The recently released and much talked about film was so jarring because it put faces and names to the issue of bullying, aside from what we already know through school shootings, suicides, and our own personal experiences. They followed every kind of child, from a gay teenager struggling to get an education in peace, a boy with Asperger’s who was literally getting terrorized on the bus every day, to the families of young men who committed suicide, and even a teen who pulled a gun on her bullies while riding the school bus. While their experiences were haunting, nothing was probably more scary than watching a school administrator in the documentary blow off a family’s claim of abuse on their son (“They’re really just angels”), and try to solve a bully-victim issue by having two students shake hands. SHAKE HANDS!? I wanted to shake her. I realized that she was part of the problem and that in schools all across the country, there are many administrators just like her. Blind as bats and living like the society we’re living is a scene from “Happy Days.”
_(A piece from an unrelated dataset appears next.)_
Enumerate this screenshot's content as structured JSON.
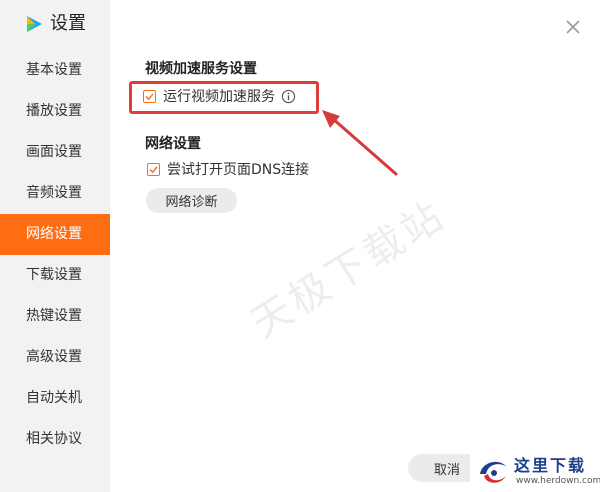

As much as I wanted to say that my sister-in-law had acted crazy a few months ago, while watching the documentary, I realized that there really isn’t a right move to keeping your kids safe when others aren’t stepping up and doing so when it’s their job–as both an administrator and parent. Was she supposed to wait until the bully broke my nephew’s nose or beat him like a mule? The boy’s mother clearly wasn’t going to wake up and smell the coffee (that her child is a heathen), so while I don’t agree with my sister-in-law’s actions 100 percent, sometimes a parent has to do what a parent has to do. Seriously, when you have people turning a blind eye to the bullying, saying it’s kids being kids and thinking things will be solved by having the bully and victim shake hands, it seems as though you really don’t have a choice.
In the end, if you were wondering, beef between my nephew and his bully seemed to calm down; not because my sister-in-law intervened, but because my nephew found a way to put him in his place. While in school minding his business, the bully pushed my nephew and called him a “baby.” Much to the bully’s surprise, my nephew must have downed his Wheaties in the morning, because he pushed him back pretty hard and said, “I’m not a baby!” That troublemaker somehow received the message, and for the most part, he isn’t terrorizing my nephew anymore (or sadly, maybe my nephew just isn’t saying anything anymore…).
In this day and age, it seems that the best way to get a bully off your back is to just stand up to them on your own; but it’s pretty sad to think that it’s left to a cornered kid by his or herself to deal with a bully situation these days.